I don't want to minimize what a travesty the ADIX saga has been, but context is important. It gets functionally impossible real quick to try to attack active rails once you're talking common carriers with Class I interchanges (whether the branch in question feeds that Class I's carloads or not), real customer contracts, and uninterrupted service pre-dating the NIMBY's. Doubly so when there's a national security co-signer in the bunch, since the military doesn't care one whit how little the Otis spur has been used for the last 40 years if the war machine cranks up tomorrow and equipment needs to be staged to the base. We can't let superficial comparisons cause panic. In every sense of the word, this challenge on the branch's active status is baseless. Legally, functionally, fantastically baseless. Like...to the extent that any alternate realities carpet-bombing the local papers that It Must Be So qualify as fake news. There isn't a bizarro-world scenario where you could conceivably rearrange all the stars in the universe holding adverse discontinuance "NO!" filings in-pocket to form a rubber stamp of yesses. It's a total impossibility, because that's how a century-plus of fed preemption rolls.
  by jonnhrr
 
It's too bad a compromise can't be worked out so that a rail + trail could be established between North Falmouth and Woods Hole so that Cape Flyer trips could be run there to meet the ferries.
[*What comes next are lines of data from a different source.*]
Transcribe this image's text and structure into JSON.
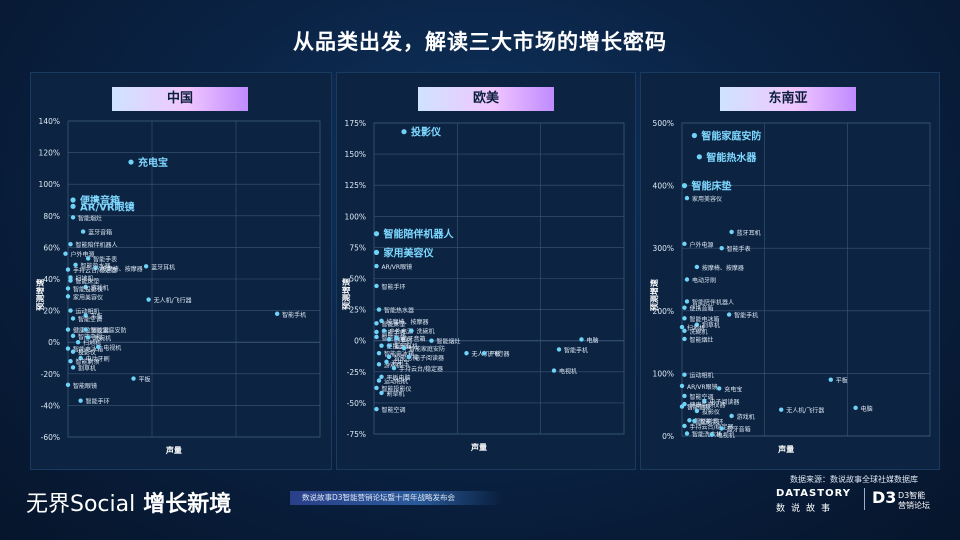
{
  "title": "从品类出发，解读三大市场的增长密码",
  "source": "数据来源：数说故事全球社媒数据库",
  "footer": {
    "brand_left_a": "无界Social",
    "brand_left_b": "增长新境",
    "subtitle": "数说故事D3智能营销论坛暨十周年战略发布会",
    "logo_en": "DATASTORY",
    "logo_cn": "数说故事",
    "logo_d3": "D3",
    "logo_d3_line1": "D3智能",
    "logo_d3_line2": "营销论坛"
  },
  "colors": {
    "point": "#6fd3f7",
    "label": "#dfe9f5",
    "highlight": "#7fd8ff",
    "grid": "#3b5677"
  },
  "chart_data": [
    {
      "type": "scatter",
      "title": "中国",
      "xlabel": "声量",
      "ylabel": "预测增速",
      "yticks": [
        "140%",
        "120%",
        "100%",
        "80%",
        "60%",
        "40%",
        "20%",
        "0%",
        "-20%",
        "-40%",
        "-60%"
      ],
      "ylim": [
        -60,
        140
      ],
      "xlim": [
        0,
        100
      ],
      "points": [
        {
          "label": "充电宝",
          "x": 25,
          "y": 114,
          "hl": true
        },
        {
          "label": "便携音箱",
          "x": 2,
          "y": 90,
          "hl": true
        },
        {
          "label": "AR/VR眼镜",
          "x": 2,
          "y": 86,
          "hl": true
        },
        {
          "label": "智能烟灶",
          "x": 2,
          "y": 79
        },
        {
          "label": "蓝牙音箱",
          "x": 6,
          "y": 70
        },
        {
          "label": "智能陪伴机器人",
          "x": 1,
          "y": 62
        },
        {
          "label": "户外电源",
          "x": -1,
          "y": 56
        },
        {
          "label": "智能手表",
          "x": 8,
          "y": 53
        },
        {
          "label": "智能热水器",
          "x": 3,
          "y": 49
        },
        {
          "label": "按摩椅、按摩器",
          "x": 11,
          "y": 47
        },
        {
          "label": "手持云台/稳定器",
          "x": 0,
          "y": 46
        },
        {
          "label": "蓝牙耳机",
          "x": 31,
          "y": 48
        },
        {
          "label": "扫地机",
          "x": 1,
          "y": 41
        },
        {
          "label": "智能床垫",
          "x": 1,
          "y": 39
        },
        {
          "label": "游戏机",
          "x": 7,
          "y": 35
        },
        {
          "label": "智能投影仪",
          "x": 0,
          "y": 34
        },
        {
          "label": "家用美容仪",
          "x": 0,
          "y": 29
        },
        {
          "label": "无人机/飞行器",
          "x": 32,
          "y": 27
        },
        {
          "label": "智能手机",
          "x": 83,
          "y": 18
        },
        {
          "label": "运动相机",
          "x": 1,
          "y": 20
        },
        {
          "label": "平板",
          "x": 7,
          "y": 17
        },
        {
          "label": "智能空调",
          "x": 2,
          "y": 15
        },
        {
          "label": "健康监测仪器",
          "x": 0,
          "y": 8
        },
        {
          "label": "智能家庭安防",
          "x": 7,
          "y": 8
        },
        {
          "label": "智能电视",
          "x": 2,
          "y": 4
        },
        {
          "label": "洗碗机",
          "x": 8,
          "y": 3
        },
        {
          "label": "扫地机",
          "x": 4,
          "y": 0
        },
        {
          "label": "智能电冰箱",
          "x": 0,
          "y": -4
        },
        {
          "label": "投影仪",
          "x": 2,
          "y": -6
        },
        {
          "label": "电视机",
          "x": 12,
          "y": -3
        },
        {
          "label": "电动牙刷",
          "x": 5,
          "y": -10
        },
        {
          "label": "智能剃须",
          "x": 1,
          "y": -12
        },
        {
          "label": "割草机",
          "x": 2,
          "y": -16
        },
        {
          "label": "平板",
          "x": 26,
          "y": -23
        },
        {
          "label": "智能眼镜",
          "x": 0,
          "y": -27
        },
        {
          "label": "智能手环",
          "x": 5,
          "y": -37
        }
      ]
    },
    {
      "type": "scatter",
      "title": "欧美",
      "xlabel": "声量",
      "ylabel": "预测增速",
      "yticks": [
        "175%",
        "150%",
        "125%",
        "100%",
        "75%",
        "50%",
        "25%",
        "0%",
        "-25%",
        "-50%",
        "-75%"
      ],
      "ylim": [
        -75,
        175
      ],
      "xlim": [
        0,
        100
      ],
      "points": [
        {
          "label": "投影仪",
          "x": 12,
          "y": 168,
          "hl": true
        },
        {
          "label": "智能陪伴机器人",
          "x": 1,
          "y": 86,
          "hl": true
        },
        {
          "label": "家用美容仪",
          "x": 1,
          "y": 71,
          "hl": true
        },
        {
          "label": "AR/VR眼镜",
          "x": 1,
          "y": 60
        },
        {
          "label": "智能手环",
          "x": 1,
          "y": 44
        },
        {
          "label": "智能热水器",
          "x": 2,
          "y": 25
        },
        {
          "label": "智能床垫",
          "x": 1,
          "y": 14
        },
        {
          "label": "按摩椅、按摩器",
          "x": 3,
          "y": 16
        },
        {
          "label": "智能手表",
          "x": 1,
          "y": 7
        },
        {
          "label": "户外电源",
          "x": 4,
          "y": 8
        },
        {
          "label": "洗碗机",
          "x": 15,
          "y": 8
        },
        {
          "label": "智能割草",
          "x": 1,
          "y": 3
        },
        {
          "label": "割草机",
          "x": 6,
          "y": 1
        },
        {
          "label": "蓝牙音箱",
          "x": 9,
          "y": 2
        },
        {
          "label": "智能烟灶",
          "x": 23,
          "y": 0
        },
        {
          "label": "便携音箱",
          "x": 3,
          "y": -4
        },
        {
          "label": "蓝牙耳机",
          "x": 6,
          "y": -4
        },
        {
          "label": "智能家庭安防",
          "x": 12,
          "y": -6
        },
        {
          "label": "智能电冰箱",
          "x": 2,
          "y": -10
        },
        {
          "label": "智能电视",
          "x": 6,
          "y": -13
        },
        {
          "label": "电子阅读器",
          "x": 14,
          "y": -13
        },
        {
          "label": "无人机/飞行器",
          "x": 37,
          "y": -10
        },
        {
          "label": "平板",
          "x": 44,
          "y": -10
        },
        {
          "label": "电脑",
          "x": 83,
          "y": 1
        },
        {
          "label": "智能手机",
          "x": 74,
          "y": -7
        },
        {
          "label": "电视机",
          "x": 72,
          "y": -24
        },
        {
          "label": "游戏机",
          "x": 2,
          "y": -19
        },
        {
          "label": "充电宝",
          "x": 5,
          "y": -17
        },
        {
          "label": "手持云台/稳定器",
          "x": 8,
          "y": -22
        },
        {
          "label": "平板电脑",
          "x": 3,
          "y": -29
        },
        {
          "label": "运动相机",
          "x": 2,
          "y": -32
        },
        {
          "label": "智能投影仪",
          "x": 1,
          "y": -38
        },
        {
          "label": "割草机",
          "x": 3,
          "y": -42
        },
        {
          "label": "智能空调",
          "x": 1,
          "y": -55
        }
      ]
    },
    {
      "type": "scatter",
      "title": "东南亚",
      "xlabel": "声量",
      "ylabel": "预测增速",
      "yticks": [
        "500%",
        "400%",
        "300%",
        "200%",
        "100%",
        "0%"
      ],
      "ylim": [
        0,
        500
      ],
      "xlim": [
        0,
        100
      ],
      "points": [
        {
          "label": "智能家庭安防",
          "x": 5,
          "y": 480,
          "hl": true
        },
        {
          "label": "智能热水器",
          "x": 7,
          "y": 446,
          "hl": true
        },
        {
          "label": "智能床垫",
          "x": 1,
          "y": 400,
          "hl": true
        },
        {
          "label": "家用美容仪",
          "x": 2,
          "y": 380
        },
        {
          "label": "蓝牙耳机",
          "x": 20,
          "y": 326
        },
        {
          "label": "户外电源",
          "x": 1,
          "y": 307
        },
        {
          "label": "智能手表",
          "x": 16,
          "y": 300
        },
        {
          "label": "按摩椅、按摩器",
          "x": 6,
          "y": 270
        },
        {
          "label": "电动牙刷",
          "x": 2,
          "y": 250
        },
        {
          "label": "智能陪伴机器人",
          "x": 2,
          "y": 215
        },
        {
          "label": "便携音箱",
          "x": 1,
          "y": 205
        },
        {
          "label": "智能手机",
          "x": 19,
          "y": 194
        },
        {
          "label": "智能电冰箱",
          "x": 1,
          "y": 188
        },
        {
          "label": "割草机",
          "x": 6,
          "y": 178
        },
        {
          "label": "扫地机",
          "x": 0,
          "y": 174
        },
        {
          "label": "洗碗机",
          "x": 1,
          "y": 168
        },
        {
          "label": "智能烟灶",
          "x": 1,
          "y": 155
        },
        {
          "label": "运动相机",
          "x": 1,
          "y": 98
        },
        {
          "label": "平板",
          "x": 60,
          "y": 90
        },
        {
          "label": "AR/VR眼镜",
          "x": 0,
          "y": 80
        },
        {
          "label": "充电宝",
          "x": 15,
          "y": 76
        },
        {
          "label": "智能空调",
          "x": 1,
          "y": 64
        },
        {
          "label": "电子阅读器",
          "x": 9,
          "y": 56
        },
        {
          "label": "健康监测仪器",
          "x": 1,
          "y": 51
        },
        {
          "label": "智能割草",
          "x": 0,
          "y": 47
        },
        {
          "label": "投影仪",
          "x": 6,
          "y": 40
        },
        {
          "label": "无人机/飞行器",
          "x": 40,
          "y": 42
        },
        {
          "label": "电脑",
          "x": 70,
          "y": 45
        },
        {
          "label": "游戏机",
          "x": 20,
          "y": 32
        },
        {
          "label": "智能剃须",
          "x": 3,
          "y": 25
        },
        {
          "label": "智能手环",
          "x": 5,
          "y": 24
        },
        {
          "label": "手持云台/稳定器",
          "x": 1,
          "y": 16
        },
        {
          "label": "蓝牙音箱",
          "x": 16,
          "y": 12
        },
        {
          "label": "智能洗衣机",
          "x": 2,
          "y": 4
        },
        {
          "label": "电视机",
          "x": 12,
          "y": 2
        }
      ]
    }
  ]
}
One would think those who are into hiking/cycling tend to favor the environment and trains taking cars off the roads is good for the environment. But I know arguments based on logic don't hold much sway these days.
  by BandA
 
So, the row between north falmouth and falmouth is wide enough for rail + trail. I assume the row to Woods Hole is not wide enough, certainly the adjacent roads aren't wide enough for the automobiles! If you could widen the bridges enough to shoehorn in a rail + trail to woods hole that would be an enormous win for taking cars off of the road. Even if you implemented (gasp) Bus Rapid Transit initially...
  by CRail
 
This isn't directly related to the topic at hand, but when it comes to rail trail reversion the physical status of the Right of Way is substantially less important than the OWNER of the Right of Way. Prime example being that from a legal standpoint, if the MBTA wished to tear up the Minuteman Bikeway and restore Commuter service to Lexington, it could. Political opposition would likely overwhelm such an initiative proving it practically infeasible but without political influence there'd be nothing stopping them. They own that ROW.
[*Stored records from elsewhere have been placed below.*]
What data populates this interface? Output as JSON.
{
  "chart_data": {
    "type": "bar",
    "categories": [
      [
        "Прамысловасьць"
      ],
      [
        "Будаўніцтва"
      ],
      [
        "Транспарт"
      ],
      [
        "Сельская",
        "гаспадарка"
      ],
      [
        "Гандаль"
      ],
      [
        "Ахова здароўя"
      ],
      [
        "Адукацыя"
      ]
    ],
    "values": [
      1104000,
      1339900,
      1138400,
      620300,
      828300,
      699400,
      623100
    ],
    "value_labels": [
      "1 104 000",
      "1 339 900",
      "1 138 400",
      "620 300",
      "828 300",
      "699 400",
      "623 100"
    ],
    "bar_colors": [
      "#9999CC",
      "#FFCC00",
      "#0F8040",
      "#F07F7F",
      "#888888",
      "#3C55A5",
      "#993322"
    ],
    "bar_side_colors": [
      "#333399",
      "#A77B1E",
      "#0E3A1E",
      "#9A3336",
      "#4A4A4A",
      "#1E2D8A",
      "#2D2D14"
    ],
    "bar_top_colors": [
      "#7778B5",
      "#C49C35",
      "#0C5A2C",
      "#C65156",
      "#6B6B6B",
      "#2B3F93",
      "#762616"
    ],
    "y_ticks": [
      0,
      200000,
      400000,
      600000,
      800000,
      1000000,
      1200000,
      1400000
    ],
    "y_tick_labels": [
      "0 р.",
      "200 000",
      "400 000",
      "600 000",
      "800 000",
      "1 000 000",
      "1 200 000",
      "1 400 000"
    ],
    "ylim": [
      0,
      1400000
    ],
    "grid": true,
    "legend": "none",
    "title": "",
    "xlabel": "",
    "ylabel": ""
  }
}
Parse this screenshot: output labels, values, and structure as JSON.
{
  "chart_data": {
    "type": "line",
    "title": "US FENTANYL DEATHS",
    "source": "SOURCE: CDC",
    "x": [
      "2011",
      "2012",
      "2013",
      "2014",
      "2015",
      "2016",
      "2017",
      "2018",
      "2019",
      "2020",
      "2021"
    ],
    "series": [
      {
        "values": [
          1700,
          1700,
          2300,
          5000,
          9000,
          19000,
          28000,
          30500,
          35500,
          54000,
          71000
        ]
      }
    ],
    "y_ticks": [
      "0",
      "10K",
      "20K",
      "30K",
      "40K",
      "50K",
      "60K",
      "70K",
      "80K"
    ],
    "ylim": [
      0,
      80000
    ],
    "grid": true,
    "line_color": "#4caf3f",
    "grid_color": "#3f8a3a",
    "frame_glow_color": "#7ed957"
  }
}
Relating to the topic at hand... who owns the ROW to Woods Hole? I seem to recall it was sold off to the municipality making reversion back to rail extremely unlikely. However, if it is in fact owned by MassDOT or even by the Mass. DEP, the route's return to rail is far more plausible.
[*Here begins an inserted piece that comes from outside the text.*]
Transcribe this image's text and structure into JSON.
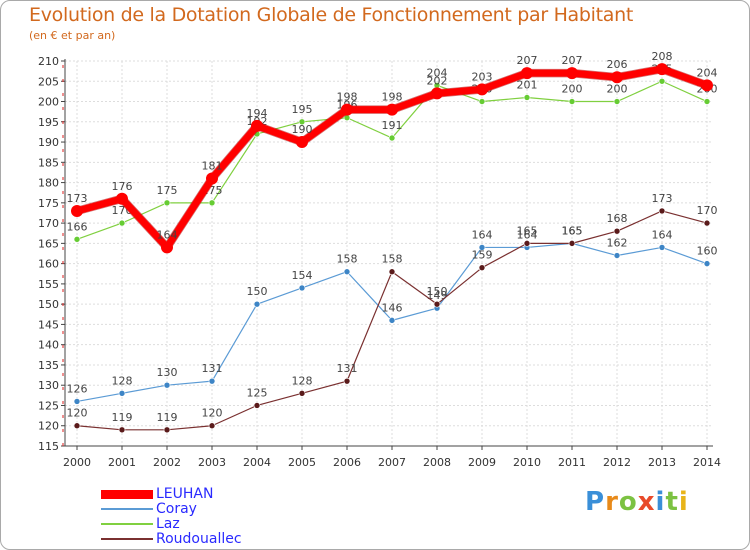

This is the real reason the ADIX case is so different than the Cape's. The owner of the Adirondack line is set to tear it up, while the owner of the Cape's rails is actively investing in keeping it a railroad. Add to that F-Line's points about common carrier interchanging with a Class 1 and so on, and the point is reinforced that we do not have a similar case to the Adirondack Scenic, and I'm sorry to say thank goodness for that!